Bandar dan Bandit Kini Pegang Kendali Setelah 25 Tahun Reformasi

Bandar dan Bandit Kini Pegang Kendali Setelah 25 Tahun Reformasi

Jakarta, Law-Investigasi – Dua puluh lima tahun yang lalu, api reformasi dinyalakan oleh mahasiswa dan elemen bangsa lainnya untuk meruntuhkan hegemoni penguasa orde baru (orba) yang telah berkuasa 32 tahun lamanya. Kala itu, sejumlah mahasiswa dan rakyat menuntut adanya reformasi dalam sistem pemerintahan Indonesia. Dalam gerakannya, mahasiswa Indonesia menyampaikan beberapa tuntutan reformasi, yang kemudian dikenal sebagai enam agenda reformasi 1998.

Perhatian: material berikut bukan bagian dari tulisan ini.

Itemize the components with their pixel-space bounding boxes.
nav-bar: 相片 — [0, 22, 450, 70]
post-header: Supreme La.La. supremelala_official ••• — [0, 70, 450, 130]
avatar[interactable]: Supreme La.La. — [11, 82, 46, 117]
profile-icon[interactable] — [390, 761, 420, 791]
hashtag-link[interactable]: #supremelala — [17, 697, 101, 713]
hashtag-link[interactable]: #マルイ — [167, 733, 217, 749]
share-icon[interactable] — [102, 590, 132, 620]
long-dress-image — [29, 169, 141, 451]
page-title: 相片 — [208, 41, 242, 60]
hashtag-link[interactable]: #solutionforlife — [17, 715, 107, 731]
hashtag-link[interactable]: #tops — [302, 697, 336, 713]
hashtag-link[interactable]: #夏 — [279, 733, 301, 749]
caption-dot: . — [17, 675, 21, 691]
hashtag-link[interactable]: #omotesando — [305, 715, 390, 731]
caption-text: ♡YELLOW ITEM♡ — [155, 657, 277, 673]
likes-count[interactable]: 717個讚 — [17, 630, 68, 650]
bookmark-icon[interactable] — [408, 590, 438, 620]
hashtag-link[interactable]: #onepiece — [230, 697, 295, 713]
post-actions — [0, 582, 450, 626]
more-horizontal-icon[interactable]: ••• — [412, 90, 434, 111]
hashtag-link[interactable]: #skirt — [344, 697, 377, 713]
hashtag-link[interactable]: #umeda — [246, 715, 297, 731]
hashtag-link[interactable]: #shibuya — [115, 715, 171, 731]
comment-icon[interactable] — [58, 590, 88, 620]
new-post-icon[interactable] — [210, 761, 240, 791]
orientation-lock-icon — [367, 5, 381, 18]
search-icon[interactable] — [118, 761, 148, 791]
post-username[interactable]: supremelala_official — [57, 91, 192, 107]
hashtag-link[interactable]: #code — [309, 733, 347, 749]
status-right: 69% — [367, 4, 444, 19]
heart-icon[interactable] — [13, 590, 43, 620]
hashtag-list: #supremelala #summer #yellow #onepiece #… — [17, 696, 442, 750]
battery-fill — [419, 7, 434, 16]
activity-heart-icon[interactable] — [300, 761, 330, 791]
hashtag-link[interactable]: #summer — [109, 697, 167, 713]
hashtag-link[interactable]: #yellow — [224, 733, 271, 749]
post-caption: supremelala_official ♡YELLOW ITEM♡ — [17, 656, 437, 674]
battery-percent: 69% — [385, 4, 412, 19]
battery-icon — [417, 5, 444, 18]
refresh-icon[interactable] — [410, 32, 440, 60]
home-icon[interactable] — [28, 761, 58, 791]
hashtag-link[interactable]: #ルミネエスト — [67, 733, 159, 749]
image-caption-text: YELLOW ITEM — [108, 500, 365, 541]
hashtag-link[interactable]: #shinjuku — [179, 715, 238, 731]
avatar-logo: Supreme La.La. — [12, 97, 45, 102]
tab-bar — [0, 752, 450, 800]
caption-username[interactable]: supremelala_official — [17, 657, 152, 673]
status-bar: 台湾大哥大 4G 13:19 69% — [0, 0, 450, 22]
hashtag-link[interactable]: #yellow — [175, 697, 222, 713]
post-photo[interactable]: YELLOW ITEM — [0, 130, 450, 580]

Enam agenda reformasi itu adalah: adili Soeharto dan kroni kroninya, hapus dwi fungsi ABRI, hapus korupsi-kolusi dan nepotisme (KKN), tegakkan supremasi hukum, amandemen UUD 1945 dan otonomi daerah seluas luasnya.

Kini setelah 25 tahun berlalu, seperti apa kira kira gambaran ringkas pelaksanaan agenda reformasi yang diperjuangkan oleh para mahasiswa ?. Setelah 25 tahun berlalu, benarkah para bandar dan bandit menjadi pengendali kekuasaan di Indonesia ?

Implementasi Agenda Reformasi

Agenda pertama reformasi yaitu adili Soeharto dan kroni kroninya. Dalam hal ini peradilan terhadap Soeharto telah dilakukan ditandai dengan penetapan yang bersangkutan sebagai tersangka. Seperti diketahui, pada 31 Maret 2000, Kejaksaan Agung telah menetapkan Soeharto sebagai tersangka. Namun status tersangka yang disematkan kepadanya hanya sebatas sebagai Ketua Yayasan belaka bukan sebagai mantan presiden Republik Indonesia.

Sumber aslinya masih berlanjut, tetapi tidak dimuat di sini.